New York Review of Books

2015-11-10

“Even those who come at the book from a historical and geographical distance will be obliged to pace themselves. It is not just a question of taking in individual spasms of bestial cruelty. It is also a broader question: the rate at which we can stomach the truths of man’s inhumanity to man, and ruminate on their causes.”

“When the Germans returned to Jedwabne in July 1941, they would have had fresh in their minds the directive issued days earlier, on June 29, by Reinhard Heydrich, then chief of the Reich Main Security Office: No obstacles should be placed in the way of aspirations toward self-cleansing in anti-Communist or anti-Jewish circles in the newly occupied territories. Rather, such aspirations should be provoked without leaving traces, and if need be they should be intensified and led onto the right track…. The aim is to produce popular local pogroms.”

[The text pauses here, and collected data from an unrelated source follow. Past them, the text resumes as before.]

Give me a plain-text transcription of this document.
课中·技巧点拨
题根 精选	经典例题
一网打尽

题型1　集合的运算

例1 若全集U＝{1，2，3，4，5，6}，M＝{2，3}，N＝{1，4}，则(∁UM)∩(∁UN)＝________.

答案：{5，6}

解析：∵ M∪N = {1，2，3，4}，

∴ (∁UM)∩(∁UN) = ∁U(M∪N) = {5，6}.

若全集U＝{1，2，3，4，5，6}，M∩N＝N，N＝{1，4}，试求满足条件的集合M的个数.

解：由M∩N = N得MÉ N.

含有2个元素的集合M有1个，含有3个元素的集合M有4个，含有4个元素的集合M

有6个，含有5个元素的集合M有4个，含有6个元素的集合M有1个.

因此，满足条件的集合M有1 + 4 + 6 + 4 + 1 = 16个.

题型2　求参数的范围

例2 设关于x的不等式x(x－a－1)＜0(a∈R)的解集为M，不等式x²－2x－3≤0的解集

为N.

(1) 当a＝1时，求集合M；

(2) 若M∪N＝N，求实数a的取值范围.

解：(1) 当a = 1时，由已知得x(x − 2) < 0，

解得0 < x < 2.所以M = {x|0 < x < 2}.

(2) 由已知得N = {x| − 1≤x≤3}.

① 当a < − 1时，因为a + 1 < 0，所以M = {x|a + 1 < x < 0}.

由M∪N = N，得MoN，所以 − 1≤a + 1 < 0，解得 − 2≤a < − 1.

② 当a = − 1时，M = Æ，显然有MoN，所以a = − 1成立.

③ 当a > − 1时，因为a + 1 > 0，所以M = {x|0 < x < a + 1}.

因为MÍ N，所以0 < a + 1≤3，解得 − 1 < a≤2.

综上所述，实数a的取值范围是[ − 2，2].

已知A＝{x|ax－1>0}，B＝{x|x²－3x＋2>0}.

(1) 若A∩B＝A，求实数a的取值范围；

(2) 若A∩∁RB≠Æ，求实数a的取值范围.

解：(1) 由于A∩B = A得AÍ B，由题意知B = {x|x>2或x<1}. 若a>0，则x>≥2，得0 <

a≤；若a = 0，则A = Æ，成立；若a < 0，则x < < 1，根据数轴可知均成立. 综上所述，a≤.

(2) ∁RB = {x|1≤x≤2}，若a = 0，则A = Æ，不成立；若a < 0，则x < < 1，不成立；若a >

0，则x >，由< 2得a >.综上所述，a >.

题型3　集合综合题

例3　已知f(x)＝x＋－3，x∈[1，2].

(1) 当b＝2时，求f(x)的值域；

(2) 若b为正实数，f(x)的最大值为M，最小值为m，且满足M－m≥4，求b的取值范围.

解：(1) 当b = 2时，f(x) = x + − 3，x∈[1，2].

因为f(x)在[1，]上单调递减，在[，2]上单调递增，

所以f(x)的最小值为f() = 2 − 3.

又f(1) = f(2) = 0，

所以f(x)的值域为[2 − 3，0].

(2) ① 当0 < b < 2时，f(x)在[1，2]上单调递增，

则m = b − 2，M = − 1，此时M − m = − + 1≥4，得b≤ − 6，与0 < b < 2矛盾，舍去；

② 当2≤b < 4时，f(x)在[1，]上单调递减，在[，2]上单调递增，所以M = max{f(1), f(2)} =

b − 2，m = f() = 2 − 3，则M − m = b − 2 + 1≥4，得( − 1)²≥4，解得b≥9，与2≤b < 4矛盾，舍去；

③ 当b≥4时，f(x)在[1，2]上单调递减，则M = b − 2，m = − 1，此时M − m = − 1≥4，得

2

“One of the broad conclusions of prosecutor Ignatiew’s investigation, which ran parallel with Bikont’s own, came as a shock to her: namely, “how universal the tendency to lie is in this case.” The number of Poles who swore they saw Germans organize and carry out the massacre, with specific memories of personnel, uniforms, and military equipment, amounts to a kind of mass hallucination; or it would, except that the inventiveness of memory makes the various accounts mutually contradictory.”

“It is this relish for killing and the flaunting of spoils that asks us the hardest question. We can identify proximate causes of what happened: the extreme anti-Semitism of public life, the moral trahison of the professional classes, the particular circumstances by which Jedwabne and nearby towns changed hands in wartime, the age-long resentment of those who are different, and so on. These are the small “whys,” which lead us to an overwhelming “why”—one at which language as well as thought often fails.”

“God taking leave of absence for a day? Satan slipping into town? Demons awakening? For those with a nonreligious, and more mechanistic view of the world, explanation might be slightly easier, though no less bleak. It will tend to be located in a lack—a loss—of the imagination, a kind of mass autism, and a habituation to the banality of evil.”

“As the last surviving leader of the Warsaw Ghetto Uprising put it, “There’s something in man that makes him like killing.””

“In medieval times, it was a tradition at Jewish prayers to read out long lists of the names of those who had died in pogroms. This led to the creation of “books of memory.” Bikont’s book is more than a book of memory. It is also a book about forgetting, about the pollution of memory, about the conflict between the easy, convenient truth and the awkward, harder truth. It is a work that grows from its journalistic manner and origins into the powerful writing of necessary history.”